Okuyan, “CHP bu süreci nasıl yönetiyor? Son İstanbul İl Başkanlığı konusu, binanın savunulması gibi başlıklarda CHP yönetimi sınavı geçti mi” sorusuna şu yanıtı verdi:

“‘CHP ŞÖYLE YAPMALIYDI’ DİYE BİR ELEŞTİRİ YA DA DEĞERLENDİRME YAPMAK BİZE YAKIŞMAZ”

“Bazı konuları CHP’liler değerlendirmeli. Kimi dostlarımız bizi arayıp, ‘Şöyle yapılmalıydı’ diyorlar. CHP’li bunlar ve eleştirileri haklı olabilir. Ama biz sadece ve sadece CHP’nin genel siyasi yaklaşımlarını değerlendirebiliriz. CHP’yle müttefik değiliz, yollarımız ayrı. Evet, iktidarın saldırıları yalnızca CHP’yi ilgilendirmiyor, seçme ve seçilme hakkına yöneliyor bu doğru. Zaten biz de tavrımızı alıyoruz, kendi yaklaşımımız ve ilkelerimizle hareket ediyoruz. Ama ‘CHP şöyle yapmalıydı’ diye bir eleştiri ya da değerlendirme yapmak bize yakışmaz. Bizim işimiz değil.”

Okuyan’ın “TKP Saraçhane’de yapılan mitinglere katılım gösterdi, ayrıca 19 Mart sürecinde diğer kentlerdeki gösterilerde yerini aldı, kendi de bazı eylemler düzenledi. Ama bu kez CHP İstanbul İl Başkanlığı önüne yapılan çağrıya TKP’nin yanıt vermediğini gördük. Bu fark neden? CHP’nin iç işi olarak mı gördünüz Gürsel Tekin’in kayyım olarak atanmasını” sorusunu şöyle yanıtladı:

“Gürsel Tekin’in atanması CHP’nin iç meselesi değildir. Hukuk meselesi de değildir. Adlı adınca iktidarın bir başka partiye müdahalesidir. Biz buna tavır alırız. Biz bununla mücadele ederiz. CHP il binası önüne gitmedik çünkü oraya insanların neden çağrıldığını, nasıl bir organizasyona davet edildiklerini bilmiyorduk. CHP kendi örgütlerine çağrı yapabilir. TKP apayrı bir parti. Üyelerine ve dostlarına karşı sorumluluğu olan bir parti. Bazen toplumsal olaylarda erken davranmak, hızlı hareket etmek gerekir. Ama her suya balıklama atlanmaz.

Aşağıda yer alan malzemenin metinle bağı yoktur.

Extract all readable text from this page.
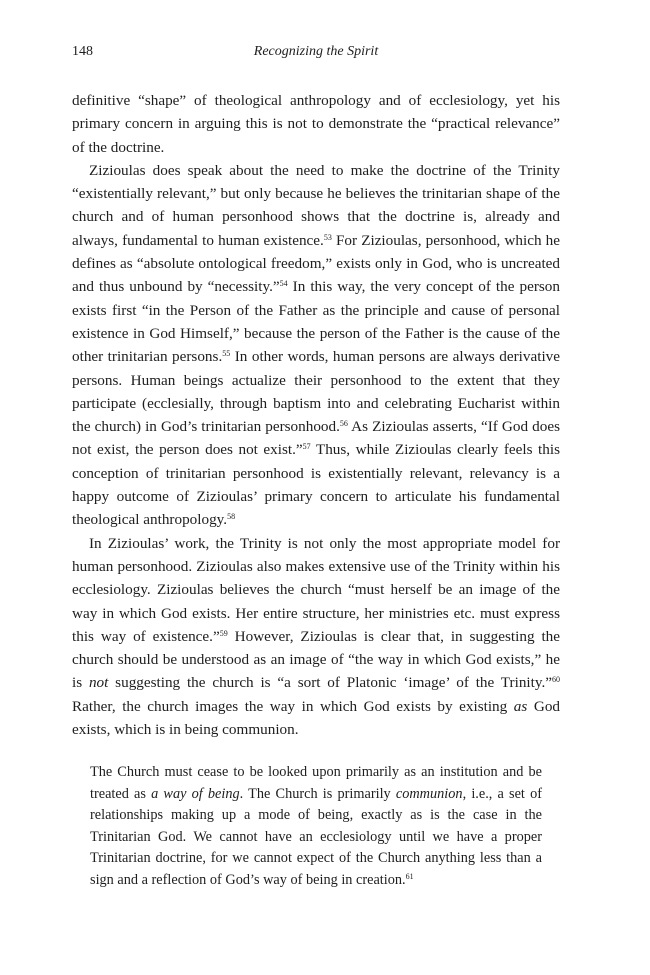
148	Recognizing the Spirit

definitive “shape” of theological anthropology and of ecclesiology, yet his primary concern in arguing this is not to demonstrate the “practical relevance” of the doctrine.

Zizioulas does speak about the need to make the doctrine of the Trinity “existentially relevant,” but only because he believes the trinitarian shape of the church and of human personhood shows that the doctrine is, already and always, fundamental to human existence.$^{53}$ For Zizioulas, personhood, which he defines as “absolute ontological freedom,” exists only in God, who is uncreated and thus unbound by “necessity.”$^{54}$ In this way, the very concept of the person exists first “in the Person of the Father as the principle and cause of personal existence in God Himself,” because the person of the Father is the cause of the other trinitarian persons.$^{55}$ In other words, human persons are always derivative persons. Human beings actualize their personhood to the extent that they participate (ecclesially, through baptism into and celebrating Eucharist within the church) in God’s trinitarian personhood.$^{56}$ As Zizioulas asserts, “If God does not exist, the person does not exist.”$^{57}$ Thus, while Zizioulas clearly feels this conception of trinitarian personhood is existentially relevant, relevancy is a happy outcome of Zizioulas’ primary concern to articulate his fundamental theological anthropology.$^{58}$

In Zizioulas’ work, the Trinity is not only the most appropriate model for human personhood. Zizioulas also makes extensive use of the Trinity within his ecclesiology. Zizioulas believes the church “must herself be an image of the way in which God exists. Her entire structure, her ministries etc. must express this way of existence.”$^{59}$ However, Zizioulas is clear that, in suggesting the church should be understood as an image of “the way in which God exists,” he is not suggesting the church is “a sort of Platonic ‘image’ of the Trinity.”$^{60}$ Rather, the church images the way in which God exists by existing as God exists, which is in being communion.

The Church must cease to be looked upon primarily as an institution and be treated as a way of being. The Church is primarily communion, i.e., a set of relationships making up a mode of being, exactly as is the case in the Trinitarian God. We cannot have an ecclesiology until we have a proper Trinitarian doctrine, for we cannot expect of the Church anything less than a sign and a reflection of God’s way of being in creation.$^{61}$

Biz her zaman bu tür olaylarda çok farklı kanallardan bilgi toplayıp hızla karar veririz. Zaten örgütlerimiz hazırdır. TKP hiçbir yere fotoğraf vermek, selfie çektirmek için gitmez. Yaptığınızın siyasal bir anlamı ve pratik bir işlevi olmalı.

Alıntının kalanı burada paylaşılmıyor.